Après le procès, Lizzie Borden et Emma héritent d’une part importante de la fortune de leur père et s’installent dans une maison plus cossue qu’elles baptisent Maplecroft, sur la colline chic de Fall River. Lizzie commence à se faire appeler Lizbeth. L’opinion publique locale se retourne contre elle ; elle vit de plus en plus isolée. Les sœurs finissent par se brouiller. Lizzie meurt en 1927 à l’âge de 66 ans ; Emma décède quelques jours plus tard. Toutes deux sont enterrées dans le caveau familial du cimetière d’Oak Grove.

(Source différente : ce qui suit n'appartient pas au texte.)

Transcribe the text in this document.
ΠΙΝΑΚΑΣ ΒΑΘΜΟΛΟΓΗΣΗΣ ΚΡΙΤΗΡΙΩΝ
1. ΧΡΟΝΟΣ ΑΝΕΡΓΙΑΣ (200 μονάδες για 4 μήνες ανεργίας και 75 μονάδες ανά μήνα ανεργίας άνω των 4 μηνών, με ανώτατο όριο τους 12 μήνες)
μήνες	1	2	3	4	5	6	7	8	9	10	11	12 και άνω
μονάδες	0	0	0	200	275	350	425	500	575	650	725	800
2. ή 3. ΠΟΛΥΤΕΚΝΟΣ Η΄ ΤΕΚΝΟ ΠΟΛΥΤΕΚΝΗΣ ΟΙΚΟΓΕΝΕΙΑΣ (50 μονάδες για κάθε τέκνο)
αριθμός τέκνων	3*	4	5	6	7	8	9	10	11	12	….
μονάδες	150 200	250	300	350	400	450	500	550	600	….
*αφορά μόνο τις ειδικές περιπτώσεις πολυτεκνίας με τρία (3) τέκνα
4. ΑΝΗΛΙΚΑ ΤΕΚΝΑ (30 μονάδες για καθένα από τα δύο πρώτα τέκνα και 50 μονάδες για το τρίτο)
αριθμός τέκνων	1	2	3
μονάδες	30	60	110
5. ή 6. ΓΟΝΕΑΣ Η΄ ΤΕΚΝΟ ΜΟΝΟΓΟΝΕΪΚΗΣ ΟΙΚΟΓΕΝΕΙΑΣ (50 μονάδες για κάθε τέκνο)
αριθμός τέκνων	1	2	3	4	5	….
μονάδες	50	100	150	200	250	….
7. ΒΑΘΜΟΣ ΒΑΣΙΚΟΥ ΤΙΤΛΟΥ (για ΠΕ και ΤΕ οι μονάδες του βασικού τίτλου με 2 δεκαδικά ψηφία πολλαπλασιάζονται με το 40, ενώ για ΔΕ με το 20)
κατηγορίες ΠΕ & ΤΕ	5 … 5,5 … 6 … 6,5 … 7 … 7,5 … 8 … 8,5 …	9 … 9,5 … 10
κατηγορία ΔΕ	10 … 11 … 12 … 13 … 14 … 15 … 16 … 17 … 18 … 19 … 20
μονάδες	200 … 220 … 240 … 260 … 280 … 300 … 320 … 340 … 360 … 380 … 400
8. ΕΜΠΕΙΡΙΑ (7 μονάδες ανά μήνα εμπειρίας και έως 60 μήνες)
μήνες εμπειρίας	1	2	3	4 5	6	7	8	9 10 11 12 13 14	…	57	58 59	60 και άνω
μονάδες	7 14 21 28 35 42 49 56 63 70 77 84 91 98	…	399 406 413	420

La célèbre comptine pour enfants — « Lizzie Borden took an axe / And gave her mother forty whacks… » — exagère largement le nombre de coups et fige dans la culture populaire une version simplifiée et inexacte des faits. L’histoire réelle est plus complexe : une maison verrouillée, une fenêtre temporelle étroite, l’absence d’outils médico-légaux modernes et un jury qui n’a pas pu condamner sur la seule base de preuves circonstancielles. Plus de 130 ans plus tard, la question de savoir qui a tué Andrew et Abby Borden n’a toujours pas de réponse définitive.